GREEN BAY – Damarious Randall isn't exactly sure when he felt 100 percent healthy again this past offseason.
But he eventually got there, and he's not looking back.
"I want to be about 200 percent before this season," Randall said earlier this spring.
It's a vast understatement to say Randall's second year as a Packers cornerback in 2016 did not go as planned.
His position coach, Joe Whitt, isn't one to make excuses for anybody, and even Whitt conceded the groin injury that forced Randall to miss six games and play at less than his capability for several others was "legitimate."
Sitting out, trying to play hurt, coping with results that weren't up to par – it was all a learning experience for the 2015 first-round draft pick. Randall matched his four interceptions from his rookie year (three regular season, one postseason), but everyone knew he wasn't the same player.
"I'm a guy that relies on my athletic ability, and when you don't have something like that, it tends to hurt you," Randall said. "People pointed to technique and this and that, but it works hand in hand with each other. I'm just looking forward to the season."
It showed on the field this spring. Taking a lot of snaps at the slot corner or "star" position in the Packers' nickel package – which has become the de facto base defense – Randall was an offseason standout, according to Head Coach Mike McCarthy.
The Packers have highlighted that slot position as a playmaking spot in the past. Charles Woodson won the 2009 Defensive Player of the Year award by covering slot receivers, blitzing off the edge, and otherwise using his instincts to make a consistent impact.
Micah Hyde made his share of plays doing the same in recent years. The Packers appear they're giving Randall an opportunity to be next up in that capacity.
"He is a very explosive player, and I think he's going to be not only a player that can cover in the slot but also add to the blitz game," Whitt said. "I don't know if he'll be as impactful as 'Wood' was, but I can see him right along with Micah, being that type of player, when it comes to the blitz game."
Randall's quickness fits the slot, he's communicating better, and his ball skills are among the best of the corners, according to Whitt. He said Randall can "catch the flash of the football," meaning he can pick up the ball in his field of vision at the last instant and make the play.
All that said, his strong spring has to carry over to the fall for any of it to matter.
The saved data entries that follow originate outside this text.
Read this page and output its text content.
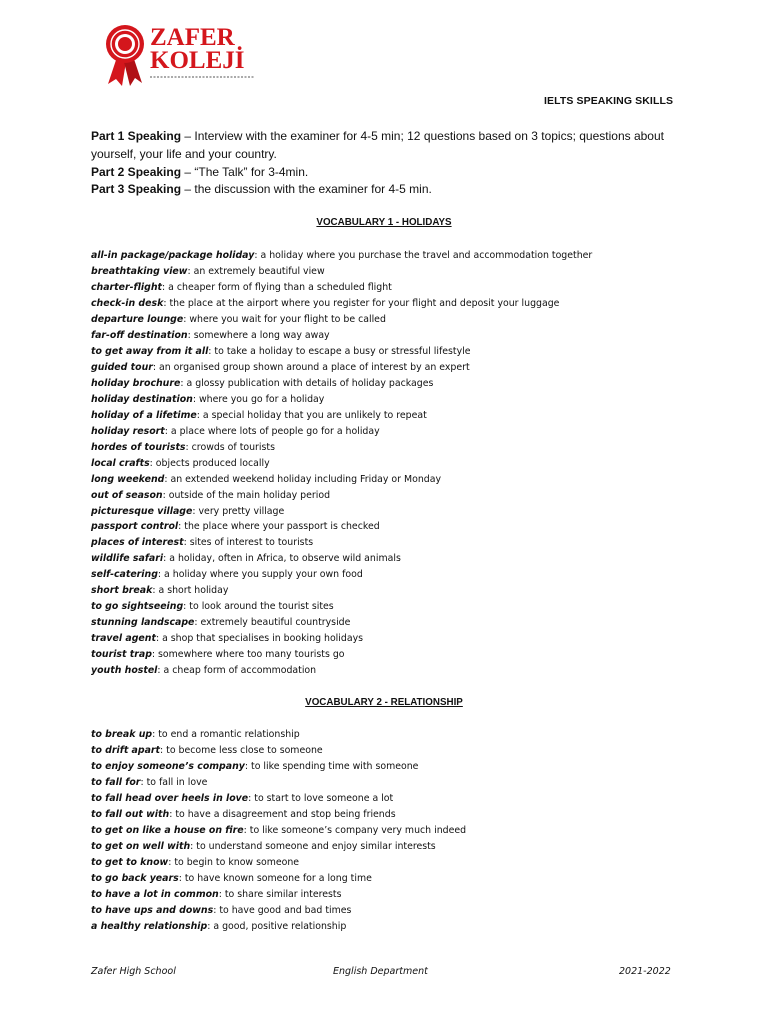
ZAFER
KOLEJİ
IELTS SPEAKING SKILLS

Part 1 Speaking – Interview with the examiner for 4-5 min; 12 questions based on 3 topics; questions about yourself, your life and your country.

Part 2 Speaking – “The Talk” for 3-4min.

Part 3 Speaking – the discussion with the examiner for 4-5 min.

VOCABULARY 1 - HOLIDAYS
all-in package/package holiday: a holiday where you purchase the travel and accommodation together
breathtaking view: an extremely beautiful view
charter-flight: a cheaper form of flying than a scheduled flight
check-in desk: the place at the airport where you register for your flight and deposit your luggage
departure lounge: where you wait for your flight to be called
far-off destination: somewhere a long way away
to get away from it all: to take a holiday to escape a busy or stressful lifestyle
guided tour: an organised group shown around a place of interest by an expert
holiday brochure: a glossy publication with details of holiday packages
holiday destination: where you go for a holiday
holiday of a lifetime: a special holiday that you are unlikely to repeat
holiday resort: a place where lots of people go for a holiday
hordes of tourists: crowds of tourists
local crafts: objects produced locally
long weekend: an extended weekend holiday including Friday or Monday
out of season: outside of the main holiday period
picturesque village: very pretty village
passport control: the place where your passport is checked
places of interest: sites of interest to tourists
wildlife safari: a holiday, often in Africa, to observe wild animals
self-catering: a holiday where you supply your own food
short break: a short holiday
to go sightseeing: to look around the tourist sites
stunning landscape: extremely beautiful countryside
travel agent: a shop that specialises in booking holidays
tourist trap: somewhere where too many tourists go
youth hostel: a cheap form of accommodation
VOCABULARY 2 - RELATIONSHIP
to break up: to end a romantic relationship
to drift apart: to become less close to someone
to enjoy someone’s company: to like spending time with someone
to fall for: to fall in love
to fall head over heels in love: to start to love someone a lot
to fall out with: to have a disagreement and stop being friends
to get on like a house on fire: to like someone’s company very much indeed
to get on well with: to understand someone and enjoy similar interests
to get to know: to begin to know someone
to go back years: to have known someone for a long time
to have a lot in common: to share similar interests
to have ups and downs: to have good and bad times
a healthy relationship: a good, positive relationship
Zafer High School	English Department	2021-2022
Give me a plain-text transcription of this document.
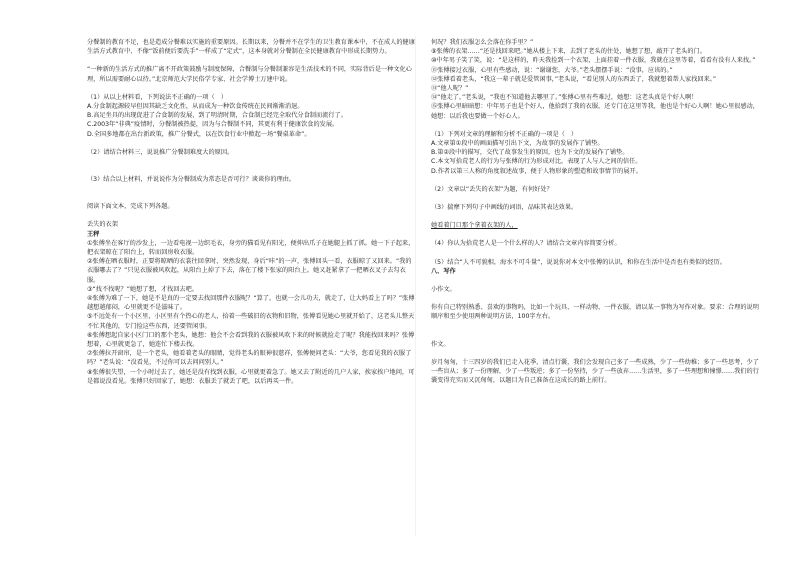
分餐制的教育不足，也是造成分餐难以实施的重要原因。长期以来，分餐并不在学生的卫生教育课本中，不在成人的健康生活方式教育中，不像“饭前便后要洗手”一样成了“定式”，这本身就对分餐制在全民健康教育中形成长期势力。

“一种新的生活方式的推广离不开政策鼓励与制度保障，合餐制与分餐制兼容是生活技术的不同，实际背后是一种文化心理，所以需要耐心以待。”北京师范大学民俗学专家、社会学博士万建中说。

（1）从以上材料看，下列说法不正确的一项（　）

A.分食制起源较早但因其缺乏文化性，从而成为一种饮食传统在民间渐渐消退。

B.高足坐具的出现促进了合食制的发展，到了明清时期，合食制已经完全取代分食制而流行了。

C.2003年“非典”疫情时，分餐制被热提，因为与合餐制不同，其更有利于健康饮食的发展。

D.全国多地都在出台新政策，推广分餐式，以在饮食行业中掀起一场“餐桌革命”。

（2）请结合材料三，说说推广分餐制难度大的原因。

（3）结合以上材料，并说说作为分餐制成为常态是否可行？谈谈你的理由。

阅读下面文本，完成下列各题。

丢失的衣架

王秤

①张傅坐在客厅的沙发上，一边看电视一边织毛衣，身旁的猫看见有阳光，便伸出爪子在她腿上抓了抓。她一下子起来，把衣架晾在了阳台上，转而回房收衣服。

②张傅在晒衣服时，正要将晾晒的衣裳往回拿时，突然发现，身后“咔”的一声，张傅回头一看，衣服晾了又回来。“我的衣服哪去了？”只见衣服被风吹起，从阳台上掉了下去，落在了楼下张家的阳台上。她又赶紧拿了一把晒衣叉子去勾衣服。

③“找不找呢？”她想了想，才找回去吧。

④张傅为难了一下，她是不是真的一定要去找回那件衣服呢？“算了，也就一会儿功夫，就走了，让大妈看上了吗？”张傅越想越郁闷，心里就更不是滋味了。

⑤不远处有一个小区里，小区里有个热心的老人，拾着一些破旧的衣物和旧物，张傅看见她心里就开始了，这老头儿整天不忙其他的，专门捡这些东西，还要管闲事。

⑥张傅想起自家小区门口的那个老头，她想：他会不会看到我的衣服被风吹下来的时候就捡走了呢？我能找回来吗？张傅想着，心里就更急了，她连忙下楼去找。

⑦张傅拉开窗帘，是一个老头，她看着老头的眼睛，觉得老头的眼神很慈祥，张傅便问老头：“大爷，您看见我的衣服了吗？”老头说：“没看见，不过你可以去问问别人。”

⑧张傅很失望，一个小时过去了，她还是没有找到衣服，心里就更着急了。她又去了附近的几户人家，挨家挨户地问，可是都说没看见。张傅只好回家了，她想：衣服丢了就丢了吧，以后再买一件。

何况？我们衣服怎么会落在你手里？”

⑨张傅的衣架……“还是找回来吧。”她从楼上下来，去到了老头的住处，她想了想，敲开了老头的门。

⑩中年男子笑了笑，说：“是这样的，昨天我捡到一个衣架，上面挂着一件衣服，我就在这里等着，看看有没有人来找。”

⑪张傅接过衣服，心里有些感动，说：“谢谢您，大爷。”老头摆摆手说：“没事，应该的。”

⑫张傅看着老头，“我这一辈子就是爱管闲事，”老头说，“看见别人的东西丢了，我就想着帮人家找回来。”

⑬“他人呢？”

⑭“他走了，”老头说，“我也不知道他去哪里了。”张傅心里有些难过，她想：这老头真是个好人啊！

⑮张傅心里暗暗想：中年男子也是个好人，他拾到了我的衣服，还专门在这里等我，他也是个好心人啊！她心里很感动，她想：以后我也要做一个好心人。

（1）下列对文章的理解和分析不正确的一项是（　）

A.文章第①段中的画面描写引出下文，为故事的发展作了铺垫。

B.第②段中的描写，交代了故事发生的原因，也为下文的发展作了铺垫。

C.本文写拾荒老人的行为与张傅的行为形成对比，表现了人与人之间的信任。

D.作者以第三人称的角度叙述故事，便于人物形象的塑造和故事情节的展开。

（2）文章以“丢失的衣架”为题，有何好处？

（3）揣摩下列句子中画线的词语，品味其表达效果。

她看着门口那个拿着衣架的人，

（4）你认为拾荒老人是一个什么样的人？请结合文章内容简要分析。

（5）结合“人不可貌相，海水不可斗量”，说说你对本文中张傅的认识，和你在生活中是否也有类似的经历。

八、写作

小作文。

你有自己特别熟悉、喜欢的事物吗，比如一个玩具、一样动物、一件衣服，请以某一事物为写作对象。要求：合理的说明顺序和至少使用两种说明方法，100字左右。

作文。

岁月匆匆，十三四岁的我们已走入花季，清点行囊，我们会发现自己多了一些成熟，少了一些幼稚；多了一些思考，少了一些盲从；多了一份理解，少了一些叛逆；多了一份坚持，少了一些放弃……生活里，多了一些理想和憧憬……我们的行囊变得充实而又沉甸甸，以题目为自己准备在这成长的路上前行。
"Every year you have to prove that you belong here," Whitt said. "No matter what you did in the past, good or bad, it's about what you're going to do moving forward. I believe it's a prove-it business, and if you don't prove it, this league is an unforgiving league."
If a more mature Randall is on the way for Year 3, his reaction to the draft was a good indication. The Packers selected cornerback Kevin King with their first pick at the top of the second round, but it didn't create any consternation for Randall.
"No. It's the NFL. They have to draft somebody," he said. "Every day we're just competing."
The addition of King, at 6-3, and the free-agent signing of Davon House helps refortify a unit that lost Sam Shields and adds some different body types to the mix. As third-year players, Randall along with draft mate Quinten Rollins and the undrafted LaDarius Gunter will create a wide-open competition for the pecking order come training camp.
Randall's strength may be the slot over the boundary, while for others it could be the opposite. No matter how it shakes out, though, no one should count on settling into one position given all the sub-packages involving defensive backs McCarthy has hinted at playing this season.
"We can place guys anywhere at any given time," Randall said. "We're going to need a bunch of interchangeable guys."
The biggest change Randall is focused on, of course, is with his health. That's where it all starts.
"I'm glad last season happened, so I can build off it," he said. "It's something I'm going to keep on learning from, and (this year) it's going to be a totally different story."